Tout le monde connaît Henry Morton Stanley, cet explorateur britannique qui se rendit en Afrique centrale dans les années 1870. La première fois, il va à la recherche du pasteur David Livingstone. La seconde fois, en traversant l’Afrique équatoriale d’est en ouest, il tombe sur l’embouchure du fleuve Congo. Mais Stanley était d’abord journaliste, envoyé spécial du New York Herald puis du Daily Telegraph de Londres. Il rédigea un grand reportage sur sa descente du fleuve, qui captive les géographes et les dirigeants du monde, dont le roi des Belges, Léopold II, qui le recrute.

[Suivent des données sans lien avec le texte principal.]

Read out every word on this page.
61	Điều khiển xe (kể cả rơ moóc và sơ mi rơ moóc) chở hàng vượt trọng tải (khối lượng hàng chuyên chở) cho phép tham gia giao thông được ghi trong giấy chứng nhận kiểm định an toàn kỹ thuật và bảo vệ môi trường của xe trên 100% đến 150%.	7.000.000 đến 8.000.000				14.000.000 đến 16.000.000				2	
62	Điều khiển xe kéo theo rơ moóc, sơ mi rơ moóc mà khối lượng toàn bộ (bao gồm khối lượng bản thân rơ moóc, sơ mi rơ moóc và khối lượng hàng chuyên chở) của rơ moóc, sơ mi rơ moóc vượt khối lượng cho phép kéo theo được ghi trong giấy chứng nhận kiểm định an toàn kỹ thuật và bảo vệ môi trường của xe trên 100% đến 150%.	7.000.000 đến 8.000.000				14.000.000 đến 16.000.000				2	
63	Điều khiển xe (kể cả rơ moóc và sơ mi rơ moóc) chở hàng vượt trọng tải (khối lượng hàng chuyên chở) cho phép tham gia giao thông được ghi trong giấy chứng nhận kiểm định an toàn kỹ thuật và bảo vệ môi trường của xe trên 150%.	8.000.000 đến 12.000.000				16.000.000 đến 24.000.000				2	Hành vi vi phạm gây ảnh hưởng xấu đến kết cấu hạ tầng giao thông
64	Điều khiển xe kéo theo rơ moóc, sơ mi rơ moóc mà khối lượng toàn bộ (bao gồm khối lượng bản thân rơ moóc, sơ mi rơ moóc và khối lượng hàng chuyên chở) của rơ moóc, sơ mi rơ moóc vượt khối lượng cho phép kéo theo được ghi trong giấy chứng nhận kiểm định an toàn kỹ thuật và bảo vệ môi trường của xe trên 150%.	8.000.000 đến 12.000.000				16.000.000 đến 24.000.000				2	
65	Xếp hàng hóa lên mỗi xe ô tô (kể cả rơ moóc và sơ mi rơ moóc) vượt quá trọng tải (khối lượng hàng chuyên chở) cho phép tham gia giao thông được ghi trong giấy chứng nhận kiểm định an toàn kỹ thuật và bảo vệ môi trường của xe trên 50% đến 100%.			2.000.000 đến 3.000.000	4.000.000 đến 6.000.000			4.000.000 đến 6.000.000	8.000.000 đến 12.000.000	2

Les faits racontés de façon plate

Revisiter l’histoire du Congo à travers le travail des journalistes, tel est le défi que s’est lancé Jean-Chrétien Ekambo, professeur à l’Institut facultaire des sciences de l’information et de la communication (Ifasic) de Kinshasa. "En lisant des livres consacrés à l’histoire de la République démocratique du Congo, je me suis rendu compte que les faits sont racontés de façon plate, sans perspective particulière. Ensuite, j’ai rencontré beaucoup d’aînés journalistes qui ont joué un rôle fondamental dans l’éveil des consciences, mais ils sont tombés dans l’oubli. Ces deux constats m’ont amené à aborder l’histoire de mon pays sous cet angle", explique Jean-Chrétien Ekambo.

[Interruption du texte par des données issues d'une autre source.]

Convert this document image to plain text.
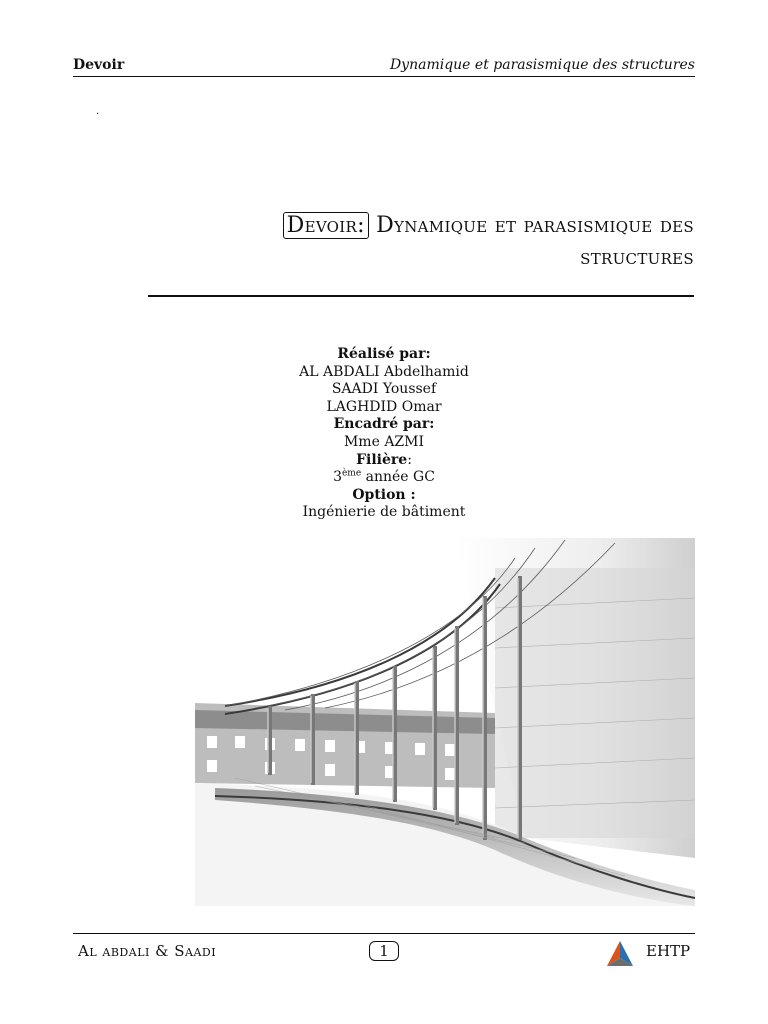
Devoir	Dynamique et parasismique des structures
.
Devoir: Dynamique et parasismique des
structures
Réalisé par:
AL ABDALI Abdelhamid
SAADI Youssef
LAGHDID Omar
Encadré par:
Mme AZMI
Filière:
3ème année GC
Option :
Ingénierie de bâtiment
Al abdali & Saadi	1	EHTP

Certains parmi ces héros méconnus n’étaient pas des journalistes professionnels, mais ils avaient la passion d’écrire. Leur ambition : réveiller "les masses arriérées des indigènes", comme disaient les Belges. "Dans le contexte colonial, ils ont plus influencé la petite élite qui montait. Celle-ci, à son tour, a essayé de transmettre la dynamique du changement à la masse", ajoute Jean-Chrétien Ekambo. Moments importants : l’article de Paul Lomami-Tshibamba dans le deuxième numéro du journal La Voix du Congolais, en 1945, avec une question : "Quelle sera notre place dans le monde de demain ?", et le manifeste publié en 1956 par le périodique catholique Conscience africaine. Et puis, parmi les journalistes les plus en vue à la veille de l’indépendance, un certain Joseph-Désiré Mobutu, rédacteur en chef d’Actualités africaines, qui sera plus tard… chef de l’État.